Más cercano en el tiempo, tenemos el ejemplo de Jep Gambardella, protagonista de La Gran Belleza (Sorrentino, 2013). Este crítico de arte nos muestra la trampa de la belleza, su capacidad para embriagar y encerrar al hombre en sí mismo, en su mismo sentir, deslumbrado por su propia capacidad de vibrar y su sutil mirar pero ajeno, al fin y al cabo, a lo que tiene delante. Como aquel personaje de Kierkegaard, enamorado no de la joven a la que escribe poemas sino de su propio enamoramiento.

Ocho meses de vida, y la mirada perdida, movimientos espásticos, falta de reacción ante los sonidos, las luces...

¿Es la misma belleza la que persigue Jep y aquella por la que pregunta Ippolit? ¿Qué belleza salvará al mundo?

Después de unos intensos meses de hospitalización por fin lo teníamos en casa. En el hospital le hablábamos, jugábamos con él, le cantábamos. Lo mismo hicimos después. Lo que habíamos hecho con otros hijos, no sabíamos hacer de otra manera. Nada, con embargo, parecía cruzar el puente entre nosotros y él. Ocho meses de vida, y la mirada perdida; movimientos espásticos, falta de reacción ante los sonidos, las luces. Y entonces ocurrió. Después del baño, un juego repetitivo y sencillo, su nombre, mi nombre, le toco la cabeza, me toco la cabeza. Una, dos, tres, cuatro veces. Cinco, seis, siete, dieciocho. Una risa. ¿O me pareció a mí? Venga, tú eres Juan, yo, papá. Otra risa, y así tres veces seguidas. Luego, de vuelta se sumerge en la bruma, en la dormición del espíritu. Pero no importa. Grité a mi mujer, intenté explicarle lo que había pasado, pero no acertaba con las palabras ni el orden entre ellas. Luego volví a quedarme solo con Juan, y supe que estaba rezando cuando no podía ver bien por las lágrimas que me bañaban la cara. A medio camino entre una experiencia estética y otra cosa, recuerdo que caí en la cuenta de mi propia oscuridad y fealdad, una suerte de anonadamiento ante aquella belleza que Juan había simplemente dejado salir, como si se hubiera limitado a abrir una ventana. Es Dios que viene. Algo así fue aquello, si pudiera simplificarse en una frase. Rilke lo dice en imperativo: «Debes cambiar tu vida».

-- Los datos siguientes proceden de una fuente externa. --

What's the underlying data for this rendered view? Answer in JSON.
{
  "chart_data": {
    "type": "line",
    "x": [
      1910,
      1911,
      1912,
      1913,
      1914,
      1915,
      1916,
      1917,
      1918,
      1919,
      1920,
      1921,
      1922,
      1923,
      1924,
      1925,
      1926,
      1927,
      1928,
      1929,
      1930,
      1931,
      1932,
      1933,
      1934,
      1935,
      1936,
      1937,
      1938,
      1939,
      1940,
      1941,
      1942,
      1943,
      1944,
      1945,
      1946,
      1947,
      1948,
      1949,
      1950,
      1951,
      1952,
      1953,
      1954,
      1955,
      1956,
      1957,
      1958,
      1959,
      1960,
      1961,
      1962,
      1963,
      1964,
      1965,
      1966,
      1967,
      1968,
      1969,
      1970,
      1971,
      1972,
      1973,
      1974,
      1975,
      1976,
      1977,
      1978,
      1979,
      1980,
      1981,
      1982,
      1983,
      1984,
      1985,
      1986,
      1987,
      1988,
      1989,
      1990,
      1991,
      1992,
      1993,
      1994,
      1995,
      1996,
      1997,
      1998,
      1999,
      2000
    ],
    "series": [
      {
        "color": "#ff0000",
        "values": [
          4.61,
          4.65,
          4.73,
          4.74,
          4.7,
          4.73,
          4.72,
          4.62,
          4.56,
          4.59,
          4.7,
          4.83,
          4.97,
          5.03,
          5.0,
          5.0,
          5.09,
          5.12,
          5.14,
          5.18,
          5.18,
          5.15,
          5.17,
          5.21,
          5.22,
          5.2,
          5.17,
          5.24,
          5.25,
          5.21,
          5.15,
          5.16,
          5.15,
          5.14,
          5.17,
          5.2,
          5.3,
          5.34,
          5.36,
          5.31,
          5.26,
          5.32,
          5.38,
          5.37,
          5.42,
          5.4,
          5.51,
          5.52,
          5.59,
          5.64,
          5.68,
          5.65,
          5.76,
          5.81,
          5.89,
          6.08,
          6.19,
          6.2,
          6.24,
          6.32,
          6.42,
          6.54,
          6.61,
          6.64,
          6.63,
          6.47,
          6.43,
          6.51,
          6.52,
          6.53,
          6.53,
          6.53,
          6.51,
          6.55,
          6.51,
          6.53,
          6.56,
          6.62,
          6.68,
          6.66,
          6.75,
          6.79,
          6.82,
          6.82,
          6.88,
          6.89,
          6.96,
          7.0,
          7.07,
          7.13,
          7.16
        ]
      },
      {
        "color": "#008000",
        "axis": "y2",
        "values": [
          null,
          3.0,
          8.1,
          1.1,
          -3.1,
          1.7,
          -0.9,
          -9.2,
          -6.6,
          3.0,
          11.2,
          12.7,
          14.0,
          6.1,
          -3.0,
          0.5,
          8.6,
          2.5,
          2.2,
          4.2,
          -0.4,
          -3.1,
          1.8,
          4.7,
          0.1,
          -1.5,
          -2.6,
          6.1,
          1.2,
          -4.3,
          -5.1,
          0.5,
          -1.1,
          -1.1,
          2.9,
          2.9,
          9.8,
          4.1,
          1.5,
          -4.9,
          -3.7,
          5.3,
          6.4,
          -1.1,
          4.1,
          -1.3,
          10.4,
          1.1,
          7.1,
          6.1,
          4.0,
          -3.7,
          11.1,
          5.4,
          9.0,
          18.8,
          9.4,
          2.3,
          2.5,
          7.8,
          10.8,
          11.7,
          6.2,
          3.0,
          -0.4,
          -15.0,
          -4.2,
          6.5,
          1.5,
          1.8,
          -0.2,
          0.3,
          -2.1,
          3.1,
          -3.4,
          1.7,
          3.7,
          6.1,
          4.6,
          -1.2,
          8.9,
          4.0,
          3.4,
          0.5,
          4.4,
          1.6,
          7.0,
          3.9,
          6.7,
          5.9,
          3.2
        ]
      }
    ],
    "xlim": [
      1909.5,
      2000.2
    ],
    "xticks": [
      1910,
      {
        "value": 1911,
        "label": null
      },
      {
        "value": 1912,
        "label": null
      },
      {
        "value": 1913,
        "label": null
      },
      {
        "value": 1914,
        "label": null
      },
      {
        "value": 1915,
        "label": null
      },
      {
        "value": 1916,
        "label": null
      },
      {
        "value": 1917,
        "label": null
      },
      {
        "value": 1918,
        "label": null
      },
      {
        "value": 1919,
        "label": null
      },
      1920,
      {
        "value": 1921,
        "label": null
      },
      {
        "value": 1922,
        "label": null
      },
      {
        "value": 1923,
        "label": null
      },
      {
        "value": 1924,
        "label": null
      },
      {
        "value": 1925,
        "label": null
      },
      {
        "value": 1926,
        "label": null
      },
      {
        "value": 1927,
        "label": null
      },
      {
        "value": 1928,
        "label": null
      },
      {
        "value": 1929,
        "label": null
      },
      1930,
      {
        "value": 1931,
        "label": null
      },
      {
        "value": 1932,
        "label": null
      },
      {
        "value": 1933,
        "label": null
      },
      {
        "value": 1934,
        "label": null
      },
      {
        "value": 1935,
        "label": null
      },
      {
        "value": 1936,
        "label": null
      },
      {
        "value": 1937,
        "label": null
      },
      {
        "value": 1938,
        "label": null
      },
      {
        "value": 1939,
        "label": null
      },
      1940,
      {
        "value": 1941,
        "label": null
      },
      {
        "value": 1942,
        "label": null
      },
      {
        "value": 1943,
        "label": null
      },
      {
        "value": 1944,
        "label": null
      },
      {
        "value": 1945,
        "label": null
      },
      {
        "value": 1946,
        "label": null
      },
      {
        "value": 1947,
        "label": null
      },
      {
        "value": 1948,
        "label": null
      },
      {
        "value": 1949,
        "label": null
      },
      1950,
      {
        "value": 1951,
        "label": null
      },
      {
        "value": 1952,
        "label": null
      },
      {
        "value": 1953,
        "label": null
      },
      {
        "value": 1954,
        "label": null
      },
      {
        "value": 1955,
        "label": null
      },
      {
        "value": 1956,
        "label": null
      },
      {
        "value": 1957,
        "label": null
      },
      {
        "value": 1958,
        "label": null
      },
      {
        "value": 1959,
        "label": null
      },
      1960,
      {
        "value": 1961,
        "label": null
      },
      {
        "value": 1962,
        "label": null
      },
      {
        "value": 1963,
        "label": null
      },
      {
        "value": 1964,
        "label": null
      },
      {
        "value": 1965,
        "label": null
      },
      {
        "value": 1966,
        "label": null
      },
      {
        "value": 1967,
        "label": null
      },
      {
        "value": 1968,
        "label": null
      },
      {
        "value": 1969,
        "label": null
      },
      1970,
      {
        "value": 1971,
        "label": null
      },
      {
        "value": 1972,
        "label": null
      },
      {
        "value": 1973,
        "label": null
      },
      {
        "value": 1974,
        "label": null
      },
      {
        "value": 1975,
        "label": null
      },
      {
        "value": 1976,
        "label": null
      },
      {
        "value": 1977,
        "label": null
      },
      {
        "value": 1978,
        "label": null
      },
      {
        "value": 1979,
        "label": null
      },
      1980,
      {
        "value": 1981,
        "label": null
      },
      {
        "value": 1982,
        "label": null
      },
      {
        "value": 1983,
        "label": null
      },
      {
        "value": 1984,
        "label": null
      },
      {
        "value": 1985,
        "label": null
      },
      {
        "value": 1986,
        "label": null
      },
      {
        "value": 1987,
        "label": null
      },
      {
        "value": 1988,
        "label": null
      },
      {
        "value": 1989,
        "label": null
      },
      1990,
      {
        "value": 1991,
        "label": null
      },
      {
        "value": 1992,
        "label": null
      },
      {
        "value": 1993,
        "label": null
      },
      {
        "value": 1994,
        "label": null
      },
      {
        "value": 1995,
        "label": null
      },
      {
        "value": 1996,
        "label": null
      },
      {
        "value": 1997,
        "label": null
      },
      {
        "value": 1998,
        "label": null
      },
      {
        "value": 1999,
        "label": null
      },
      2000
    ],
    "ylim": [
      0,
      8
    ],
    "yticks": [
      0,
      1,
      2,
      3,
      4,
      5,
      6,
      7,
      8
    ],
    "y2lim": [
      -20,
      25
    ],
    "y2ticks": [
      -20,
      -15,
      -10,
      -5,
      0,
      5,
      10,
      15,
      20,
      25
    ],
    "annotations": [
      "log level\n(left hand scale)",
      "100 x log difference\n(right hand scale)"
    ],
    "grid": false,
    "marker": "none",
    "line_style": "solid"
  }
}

Desde entonces es así como entiendo aquella belleza que salva, que no te extravía, sino que viene a rescatarte. Tiene que ver con el don que se te da y el don que consiste en poder acoger eso otro, eso santo; tiene que ver con la `mera´ presencia de las cosas, con el esplendor que te sale al encuentro desde la otra orilla y que viene, eso sí, con un mensaje abrumador que quiebra tu soledad.

La palabra presente significa primordialmente un pleno estar, pero también la usamos para expresar un regalo. La belleza nos pone entre esos dos polos. No nos encorva en nosotros mismos sino que nos pone en relación, refulgiendo más con el amor que con la proporción y la armonía de las formas.